In other news, the Red Line continues to creep through the tunnels with roughly the same alacrity as the preparations for the new Guns and Roses album. The cause for slowness is flood damage to a Silver Spring control room, proving once again that no matter how good life gets here in DC, Silver Spring is waiting, just out of sight, to fuck us all in the ass.
The imaginable frustration is eloquently evoked in the words of Metro's future poet laureate, Ian DeWaal:
"I'm flabbergasted by how they're running the railroad," said Ian DeWaal, 54, a government lawyer whose commute between Glenmont and Metro Center is taking up to 45 minutes longer each day. "I don't understand how they told everyone they would fix this problem in 24 hours and since then we've heard nothing," DeWaal said. "The problem has persisted, and we have no idea how long this is going to go on."
DeWaal is flabbergasted! He's cornholed! Hornswaggled! Befuddlized! Well, Mr.
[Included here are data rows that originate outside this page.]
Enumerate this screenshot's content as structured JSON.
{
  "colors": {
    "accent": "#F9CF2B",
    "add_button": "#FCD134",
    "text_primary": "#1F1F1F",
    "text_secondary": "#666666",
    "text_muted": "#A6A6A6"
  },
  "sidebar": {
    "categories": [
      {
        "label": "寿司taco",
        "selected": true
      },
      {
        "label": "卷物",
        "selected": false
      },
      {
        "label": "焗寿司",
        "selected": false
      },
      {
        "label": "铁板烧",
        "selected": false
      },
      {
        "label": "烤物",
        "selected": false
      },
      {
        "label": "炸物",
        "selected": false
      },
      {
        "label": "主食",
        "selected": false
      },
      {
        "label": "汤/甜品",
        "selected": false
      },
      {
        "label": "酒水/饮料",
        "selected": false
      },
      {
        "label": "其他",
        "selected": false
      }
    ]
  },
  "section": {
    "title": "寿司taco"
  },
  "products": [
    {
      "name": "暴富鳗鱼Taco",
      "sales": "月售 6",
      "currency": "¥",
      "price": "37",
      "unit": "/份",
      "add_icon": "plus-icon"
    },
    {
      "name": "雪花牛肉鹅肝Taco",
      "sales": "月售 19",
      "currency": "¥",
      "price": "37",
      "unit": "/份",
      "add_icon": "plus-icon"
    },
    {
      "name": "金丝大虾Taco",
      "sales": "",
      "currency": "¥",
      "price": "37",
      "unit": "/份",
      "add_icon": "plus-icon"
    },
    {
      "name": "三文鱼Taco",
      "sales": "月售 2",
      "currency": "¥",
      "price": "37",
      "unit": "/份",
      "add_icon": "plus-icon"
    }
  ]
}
DeWaal, I don't know how they do things in the Netherlands, but here in DC, we don't do reliable. And we certainly don't take Metro at their word that any problem will be fixed within 24 hours! Look at the map of Metro--it's a problem designed to last a lifetime!
The Post points out that the breakdown has rendered outposts on the outbound Red Line as what is termed "dark territory." In other news, I have made no discernable progress in my efforts to spelunk into the dark territory of Jenna Bush.
Yet, amid crisis, concern, delay and the regrettable absence of ass-fucking, there nevertheless exists incontrovertible and indomitable examples of the Washington, DC spirit:
The Red Line woes were punctuated earlier this week by an incident in which a train operator abandoned her idling train at the Van Ness-UDC Station during the middle of Monday's evening rush. Passengers reported that the operator left the door to the cab wide open, stepped off the train, crossed the platform and caught another train headed in the opposite direction.
This is like the DC version of Falling Down! Can you just imagine the kind of day you have to be having to walk off your Metro job like that!? Hilarious! And crossing over to escape on the first train out of Dodge is the brassy icing on the cake! Kudos to you, lady ex-Metro driver! You are the brave symbol of a frustration that we all keenly feel.
Now, can anyone give me a lift to Woodley Park?